If required, the snapshot stage can be excluded if you wish to omit historic data from your CDC pipeline by disabling snapshots in the Pipeline settings.
The snapshotting process involves the following actions against your CDC monitored tables:
- Obtain a
ROW SHARE MODE
lock on each of the monitored tables to ensure that no structural changes can occur. - Read the current system change number (SCN) position in the server's redo log.
- Capture the structure of all relevant tables.
- Release the locks obtained earlier (these locks are only held for a short period of time).
- Generate change events for each row (as valid at the SCN captured earlier).
Note
Once the snapshot stage has completed, the connector will move to the streaming stage. All changes that have occurred since the snapshot started will be captured during the streaming process—no changes will be missed.

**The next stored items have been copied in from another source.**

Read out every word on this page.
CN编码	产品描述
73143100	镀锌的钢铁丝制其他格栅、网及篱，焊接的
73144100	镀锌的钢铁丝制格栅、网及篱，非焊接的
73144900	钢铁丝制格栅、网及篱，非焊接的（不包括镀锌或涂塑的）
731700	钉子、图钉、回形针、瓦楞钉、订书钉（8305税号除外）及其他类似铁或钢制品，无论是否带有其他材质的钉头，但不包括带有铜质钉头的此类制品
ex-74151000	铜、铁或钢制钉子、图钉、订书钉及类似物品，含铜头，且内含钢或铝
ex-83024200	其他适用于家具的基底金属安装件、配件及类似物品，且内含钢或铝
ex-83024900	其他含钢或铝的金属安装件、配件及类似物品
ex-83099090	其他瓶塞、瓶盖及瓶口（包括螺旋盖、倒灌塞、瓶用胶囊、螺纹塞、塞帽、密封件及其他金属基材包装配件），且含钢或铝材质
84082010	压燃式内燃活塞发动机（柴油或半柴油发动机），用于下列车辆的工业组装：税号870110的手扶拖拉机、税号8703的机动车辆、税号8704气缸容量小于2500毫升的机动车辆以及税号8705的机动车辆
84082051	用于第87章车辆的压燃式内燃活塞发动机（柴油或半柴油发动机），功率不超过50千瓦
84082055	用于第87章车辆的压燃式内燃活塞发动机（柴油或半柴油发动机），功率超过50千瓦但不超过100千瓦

The streaming stage will continue to monitor and consume changes as and when they're occurring within the database. Any produced change events will be exported to your selected data lake in a consistent and predictable pattern. The connector will maintain an acceptable time lag behind the source database—this lag can be monitored through the Data Loader UI.
Note
- The connector is tolerant of failures. As the connector reads changes and produces events, it records the SCN position for each successful event captured.
- If the connector stops for any reason—including communication failures, network problems, or crashes—then upon restart, the connector will continue streaming where it left off.
- If the connector stopped at any point during the snapshot stage, a new snapshot will be taken on restart of the pipeline.